The Rovnix malware, once an integral part of the Carberp financial trojan, is having a resurgence with a new variant that has been tweaked with a domain generation algorithm (DGA) to avoid traffic detection by pattern monitoring.
“Back in June 2014, we discovered a new malware campaign that was using a new DGA,” said Yurii Khvyl of the CSIS eCrime Unit, in an analysis. “This sparked our interest. We assumed that this was related to Gozi2, as several other sources had already reported the same observations. However, after our investigations we discovered that the ISFB debug string is indeed rather the private name for Rovnix.”
In the latest Rovnix variant, which has so far been observed in three campaigns targeting countries in Europe, the author has now changed the protocol so that it is generating a random file name, so as to avoid detection based on patterns.

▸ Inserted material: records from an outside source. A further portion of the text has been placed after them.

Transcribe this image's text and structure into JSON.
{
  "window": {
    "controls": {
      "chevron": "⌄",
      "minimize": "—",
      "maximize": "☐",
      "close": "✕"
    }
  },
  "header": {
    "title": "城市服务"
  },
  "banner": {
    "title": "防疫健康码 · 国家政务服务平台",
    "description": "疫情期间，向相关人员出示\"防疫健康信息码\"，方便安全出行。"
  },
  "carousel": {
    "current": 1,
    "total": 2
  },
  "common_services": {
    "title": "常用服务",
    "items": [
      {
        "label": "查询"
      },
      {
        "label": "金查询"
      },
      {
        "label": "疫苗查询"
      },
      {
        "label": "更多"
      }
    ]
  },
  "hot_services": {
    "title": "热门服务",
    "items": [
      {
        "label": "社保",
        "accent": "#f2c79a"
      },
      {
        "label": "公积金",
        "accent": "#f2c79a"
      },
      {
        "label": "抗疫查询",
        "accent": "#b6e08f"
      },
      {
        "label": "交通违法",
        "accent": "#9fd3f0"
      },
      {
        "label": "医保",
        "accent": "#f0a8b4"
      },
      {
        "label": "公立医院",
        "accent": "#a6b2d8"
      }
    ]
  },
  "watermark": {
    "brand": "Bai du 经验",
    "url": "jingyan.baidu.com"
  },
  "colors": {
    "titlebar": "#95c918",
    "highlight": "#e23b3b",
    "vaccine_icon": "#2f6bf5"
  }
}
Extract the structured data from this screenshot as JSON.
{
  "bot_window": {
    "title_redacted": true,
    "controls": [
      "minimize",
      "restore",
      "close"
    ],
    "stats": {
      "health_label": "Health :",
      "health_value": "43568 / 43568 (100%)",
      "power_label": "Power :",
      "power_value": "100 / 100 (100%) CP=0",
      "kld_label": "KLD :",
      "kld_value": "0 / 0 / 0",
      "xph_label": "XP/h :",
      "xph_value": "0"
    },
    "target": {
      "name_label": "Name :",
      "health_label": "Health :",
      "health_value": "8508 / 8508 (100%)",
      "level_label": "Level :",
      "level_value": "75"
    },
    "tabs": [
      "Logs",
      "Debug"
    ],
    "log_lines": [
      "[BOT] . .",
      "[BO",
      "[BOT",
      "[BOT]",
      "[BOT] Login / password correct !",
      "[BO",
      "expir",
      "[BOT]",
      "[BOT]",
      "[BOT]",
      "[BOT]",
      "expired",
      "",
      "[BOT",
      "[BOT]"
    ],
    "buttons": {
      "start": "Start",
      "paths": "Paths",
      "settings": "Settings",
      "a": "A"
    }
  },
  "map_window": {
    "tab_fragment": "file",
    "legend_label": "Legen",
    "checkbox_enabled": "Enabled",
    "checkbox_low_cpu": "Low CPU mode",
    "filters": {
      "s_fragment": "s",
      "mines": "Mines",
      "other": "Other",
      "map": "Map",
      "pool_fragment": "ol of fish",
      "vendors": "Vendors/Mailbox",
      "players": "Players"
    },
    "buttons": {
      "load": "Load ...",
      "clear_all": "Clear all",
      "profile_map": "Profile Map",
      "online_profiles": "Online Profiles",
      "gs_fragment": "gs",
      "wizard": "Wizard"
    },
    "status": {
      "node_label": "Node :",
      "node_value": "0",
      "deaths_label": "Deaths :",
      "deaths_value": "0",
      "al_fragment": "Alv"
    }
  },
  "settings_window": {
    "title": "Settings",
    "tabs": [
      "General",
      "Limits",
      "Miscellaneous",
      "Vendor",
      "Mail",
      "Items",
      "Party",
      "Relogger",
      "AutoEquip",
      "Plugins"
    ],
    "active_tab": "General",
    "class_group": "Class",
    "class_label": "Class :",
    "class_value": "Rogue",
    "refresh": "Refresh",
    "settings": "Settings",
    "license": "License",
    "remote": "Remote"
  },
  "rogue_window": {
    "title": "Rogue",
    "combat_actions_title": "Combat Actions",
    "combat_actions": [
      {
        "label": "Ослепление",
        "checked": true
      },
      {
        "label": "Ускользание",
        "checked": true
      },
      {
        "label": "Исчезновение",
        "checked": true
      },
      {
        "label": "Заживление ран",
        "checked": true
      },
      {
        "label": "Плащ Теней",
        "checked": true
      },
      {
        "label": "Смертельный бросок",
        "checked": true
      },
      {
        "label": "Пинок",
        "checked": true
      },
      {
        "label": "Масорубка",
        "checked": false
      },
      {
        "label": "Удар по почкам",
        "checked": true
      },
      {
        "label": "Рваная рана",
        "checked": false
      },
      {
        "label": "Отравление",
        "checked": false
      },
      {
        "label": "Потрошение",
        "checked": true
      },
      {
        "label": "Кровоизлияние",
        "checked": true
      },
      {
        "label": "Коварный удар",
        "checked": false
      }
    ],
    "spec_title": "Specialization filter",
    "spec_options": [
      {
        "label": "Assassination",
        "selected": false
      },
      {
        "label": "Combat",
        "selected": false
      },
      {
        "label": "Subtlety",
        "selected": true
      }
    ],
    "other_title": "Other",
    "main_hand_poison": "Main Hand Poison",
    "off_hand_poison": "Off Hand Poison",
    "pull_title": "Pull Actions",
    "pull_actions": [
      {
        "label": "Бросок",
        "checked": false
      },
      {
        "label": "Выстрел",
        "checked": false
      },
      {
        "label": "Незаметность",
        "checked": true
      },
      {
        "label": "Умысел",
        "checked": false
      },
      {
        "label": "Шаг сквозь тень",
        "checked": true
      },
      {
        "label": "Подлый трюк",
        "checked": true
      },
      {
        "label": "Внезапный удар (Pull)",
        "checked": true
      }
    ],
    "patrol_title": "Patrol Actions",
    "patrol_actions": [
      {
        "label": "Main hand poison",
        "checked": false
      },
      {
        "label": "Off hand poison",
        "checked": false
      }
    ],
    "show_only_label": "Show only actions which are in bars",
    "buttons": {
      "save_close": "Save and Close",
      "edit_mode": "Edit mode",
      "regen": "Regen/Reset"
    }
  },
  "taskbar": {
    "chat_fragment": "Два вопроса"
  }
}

Rovnix implements a DGA, which fits the description from the US Constitution on malware generating domains. Some of these are truly random, with URLs like:
- accordinglytathdivine.com
- operationlegislative.eu
- brethavepeotaking.com
- abolitbegunknown.eu
- prerightlacoursewh.cn
- governmentformsact.eu
- overmartimeconstrains.cn
One campaign targeting Norway also includes a new version of the control panel, dubbed IAP, Khvyl said.
“The C&C panel was probably rewritten and renamed after a bug affecting the previous version was publicly reported,” he noted. “We managed to obtain a manual for setting up the panel, which is written in Russia.”